O caboclo acordou assustado, a voz de seu pai parecia ecoar pela casa, ainda sob o efeito do álcool cambaleou até a mesa em busca da lamparina a querosene, acendeu o isqueiro de bolso e tentou, em vão, acender a lamparina vazia, encostou-se à parede úmida, estava chovendo, a água entrava pelas frestas e nem sinal da luz do dia, concluiu que ainda era madrugada. Enrolou um palheiro no escuro e fumou calmamente recostado na parede, a lembrança do sonho não saia de sua cabeça, mas não sabia dizer se aquilo realmente aconteceu ou era só fruto de sua imaginação. Às cegas e ainda tonto se dirigiu para o quarto, pensou na velha viola que ele guardava em cima do armário... Com certeza daria um fim nela assim que o sol nascesse.

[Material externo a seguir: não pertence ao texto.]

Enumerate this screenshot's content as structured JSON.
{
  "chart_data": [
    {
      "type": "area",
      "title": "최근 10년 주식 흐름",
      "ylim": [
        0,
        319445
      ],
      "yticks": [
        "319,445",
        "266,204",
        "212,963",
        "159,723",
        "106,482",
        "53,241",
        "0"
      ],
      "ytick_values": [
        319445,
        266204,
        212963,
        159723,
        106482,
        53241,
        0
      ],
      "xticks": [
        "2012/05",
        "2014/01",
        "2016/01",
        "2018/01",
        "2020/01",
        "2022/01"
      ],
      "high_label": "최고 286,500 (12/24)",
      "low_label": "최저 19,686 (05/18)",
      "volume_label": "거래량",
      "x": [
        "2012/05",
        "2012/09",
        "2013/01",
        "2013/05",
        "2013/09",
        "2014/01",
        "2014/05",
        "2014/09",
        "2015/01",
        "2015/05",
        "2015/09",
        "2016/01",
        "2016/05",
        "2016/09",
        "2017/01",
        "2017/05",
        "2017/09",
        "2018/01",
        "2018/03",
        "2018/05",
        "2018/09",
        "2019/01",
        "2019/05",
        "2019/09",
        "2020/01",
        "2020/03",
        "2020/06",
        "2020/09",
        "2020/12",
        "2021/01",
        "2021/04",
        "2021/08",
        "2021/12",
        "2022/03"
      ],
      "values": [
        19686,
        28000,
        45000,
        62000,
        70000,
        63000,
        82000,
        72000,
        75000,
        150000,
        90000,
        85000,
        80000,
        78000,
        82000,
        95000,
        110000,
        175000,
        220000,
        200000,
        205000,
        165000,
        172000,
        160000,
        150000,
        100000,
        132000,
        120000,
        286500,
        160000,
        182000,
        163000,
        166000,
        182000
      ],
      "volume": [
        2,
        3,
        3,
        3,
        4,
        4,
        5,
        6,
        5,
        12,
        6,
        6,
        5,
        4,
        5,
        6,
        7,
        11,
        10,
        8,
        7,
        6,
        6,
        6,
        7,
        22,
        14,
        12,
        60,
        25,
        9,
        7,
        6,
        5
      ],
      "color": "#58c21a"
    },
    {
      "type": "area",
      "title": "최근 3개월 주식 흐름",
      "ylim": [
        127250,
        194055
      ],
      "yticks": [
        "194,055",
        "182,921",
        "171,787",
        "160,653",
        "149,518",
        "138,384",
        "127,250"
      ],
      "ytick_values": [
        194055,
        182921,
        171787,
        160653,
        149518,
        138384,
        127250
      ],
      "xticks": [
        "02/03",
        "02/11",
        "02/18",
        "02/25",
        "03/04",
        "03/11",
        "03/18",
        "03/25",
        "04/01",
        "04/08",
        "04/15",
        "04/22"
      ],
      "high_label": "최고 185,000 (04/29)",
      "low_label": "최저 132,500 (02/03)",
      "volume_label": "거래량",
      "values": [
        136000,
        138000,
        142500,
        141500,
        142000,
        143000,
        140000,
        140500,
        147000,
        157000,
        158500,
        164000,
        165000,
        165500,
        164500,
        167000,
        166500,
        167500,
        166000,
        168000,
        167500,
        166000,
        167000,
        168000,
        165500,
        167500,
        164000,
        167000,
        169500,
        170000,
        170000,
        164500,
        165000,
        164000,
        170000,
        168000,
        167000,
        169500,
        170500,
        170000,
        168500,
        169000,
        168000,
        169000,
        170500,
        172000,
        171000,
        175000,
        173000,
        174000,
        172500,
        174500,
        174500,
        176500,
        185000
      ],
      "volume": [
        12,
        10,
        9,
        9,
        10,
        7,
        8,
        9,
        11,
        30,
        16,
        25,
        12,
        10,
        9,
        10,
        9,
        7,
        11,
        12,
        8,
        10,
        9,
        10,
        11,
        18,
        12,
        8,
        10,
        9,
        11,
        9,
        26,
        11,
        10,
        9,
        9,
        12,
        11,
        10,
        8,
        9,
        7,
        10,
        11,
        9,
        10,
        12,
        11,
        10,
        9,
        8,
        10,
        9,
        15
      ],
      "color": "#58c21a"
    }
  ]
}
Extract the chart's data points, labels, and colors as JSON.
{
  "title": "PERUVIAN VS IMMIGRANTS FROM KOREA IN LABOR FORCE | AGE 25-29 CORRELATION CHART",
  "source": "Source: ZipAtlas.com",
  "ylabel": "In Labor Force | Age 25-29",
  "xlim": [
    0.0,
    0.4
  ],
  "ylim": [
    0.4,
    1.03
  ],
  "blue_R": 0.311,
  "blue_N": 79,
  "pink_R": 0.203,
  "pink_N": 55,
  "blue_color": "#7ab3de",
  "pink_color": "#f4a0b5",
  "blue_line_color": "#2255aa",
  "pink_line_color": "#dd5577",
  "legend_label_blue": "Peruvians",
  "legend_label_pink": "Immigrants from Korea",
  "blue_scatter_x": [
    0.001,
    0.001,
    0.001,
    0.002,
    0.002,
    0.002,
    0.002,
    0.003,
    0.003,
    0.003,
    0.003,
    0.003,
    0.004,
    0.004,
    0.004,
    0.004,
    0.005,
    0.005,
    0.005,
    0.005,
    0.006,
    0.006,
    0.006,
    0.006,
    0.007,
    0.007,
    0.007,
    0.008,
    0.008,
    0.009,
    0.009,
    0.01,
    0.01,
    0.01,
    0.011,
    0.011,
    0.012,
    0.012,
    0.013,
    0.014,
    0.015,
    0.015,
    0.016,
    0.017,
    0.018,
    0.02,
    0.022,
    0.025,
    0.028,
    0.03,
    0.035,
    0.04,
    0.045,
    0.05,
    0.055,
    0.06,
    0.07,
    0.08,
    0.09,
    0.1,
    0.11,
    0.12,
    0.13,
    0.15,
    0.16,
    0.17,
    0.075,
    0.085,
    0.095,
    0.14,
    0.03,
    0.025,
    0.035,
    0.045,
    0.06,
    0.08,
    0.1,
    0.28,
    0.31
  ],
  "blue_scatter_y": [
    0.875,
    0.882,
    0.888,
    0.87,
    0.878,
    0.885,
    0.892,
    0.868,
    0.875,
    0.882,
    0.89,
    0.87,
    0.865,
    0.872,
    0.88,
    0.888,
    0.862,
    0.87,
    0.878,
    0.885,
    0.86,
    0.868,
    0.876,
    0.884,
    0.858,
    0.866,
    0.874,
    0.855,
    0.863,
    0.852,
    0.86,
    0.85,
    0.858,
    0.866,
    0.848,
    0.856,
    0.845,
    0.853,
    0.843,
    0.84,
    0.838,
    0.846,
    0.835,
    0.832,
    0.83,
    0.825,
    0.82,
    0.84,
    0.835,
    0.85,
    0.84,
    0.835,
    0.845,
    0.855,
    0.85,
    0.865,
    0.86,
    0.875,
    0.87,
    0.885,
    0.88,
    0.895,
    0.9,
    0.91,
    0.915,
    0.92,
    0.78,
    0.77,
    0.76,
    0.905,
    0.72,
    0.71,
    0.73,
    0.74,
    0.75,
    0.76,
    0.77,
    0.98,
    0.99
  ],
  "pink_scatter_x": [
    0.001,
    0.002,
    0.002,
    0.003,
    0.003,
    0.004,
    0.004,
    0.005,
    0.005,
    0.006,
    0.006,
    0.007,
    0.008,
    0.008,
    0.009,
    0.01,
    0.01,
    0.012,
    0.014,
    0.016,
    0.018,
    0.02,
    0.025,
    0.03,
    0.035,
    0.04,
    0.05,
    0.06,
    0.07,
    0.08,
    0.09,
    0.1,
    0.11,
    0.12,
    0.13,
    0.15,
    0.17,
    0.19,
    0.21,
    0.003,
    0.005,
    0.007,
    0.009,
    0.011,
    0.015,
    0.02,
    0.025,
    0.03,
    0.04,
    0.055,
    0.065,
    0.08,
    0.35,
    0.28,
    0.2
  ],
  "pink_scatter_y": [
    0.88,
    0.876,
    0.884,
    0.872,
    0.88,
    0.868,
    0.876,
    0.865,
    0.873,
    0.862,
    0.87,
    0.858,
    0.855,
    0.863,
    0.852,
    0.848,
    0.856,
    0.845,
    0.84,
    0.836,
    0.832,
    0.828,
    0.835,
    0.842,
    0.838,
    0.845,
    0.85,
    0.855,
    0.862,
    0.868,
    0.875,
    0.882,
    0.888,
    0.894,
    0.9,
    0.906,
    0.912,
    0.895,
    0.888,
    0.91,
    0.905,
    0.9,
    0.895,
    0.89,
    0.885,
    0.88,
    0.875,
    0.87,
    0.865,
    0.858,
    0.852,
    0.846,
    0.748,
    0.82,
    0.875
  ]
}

Deitou sobre a cama velha, o colchão era tão fino que podia sentir a madeira nas costas, fechou os olhos, mas tudo que via eram os olhos de seu pai se quebrando e sua voz rouca o chamando para a escuridão... Quando algo quase fez seu coração parar... Era o som da viola... Um som baixo que se foi se tornando ensurdecedor do vibrar das cordas do instrumento... Um dedilhado sem ritmo, com se algo deslizasse sobre as cordas desafinadas. O homem endureceu como pedra de gelo e um arrepio percorreu seu corpo paralisado, o coração saltava no peito tão forte que parecia querer rasgar a sua caixa torácica e o homem suava da cabeça aos pés. Seus olhos se abriram com dificuldade ele encarou a mesma escuridão de dentro de suas pálpebras, nada podia ver, nem um palmo a sua frente. Mesmo com o medo vazando pelos poros o homem precisava dar fim naquilo, os pés descalços tocaram o chão e lentamente ele se guiou em direção ao som, o corpo tremendo o terror pulsando em suas veias, repetia para si mesmo que tais coisas não existiam, seguiu para o quarto onde ficava a viola e tateou sobre o armário velho...
Sobre o instrumento empoeirado a cobra peçonhenta deslizava suavemente em direção ao braço estendido do homem, tocando com o seu corpo frio as notas fúnebres que anunciavam a morte na escuridão.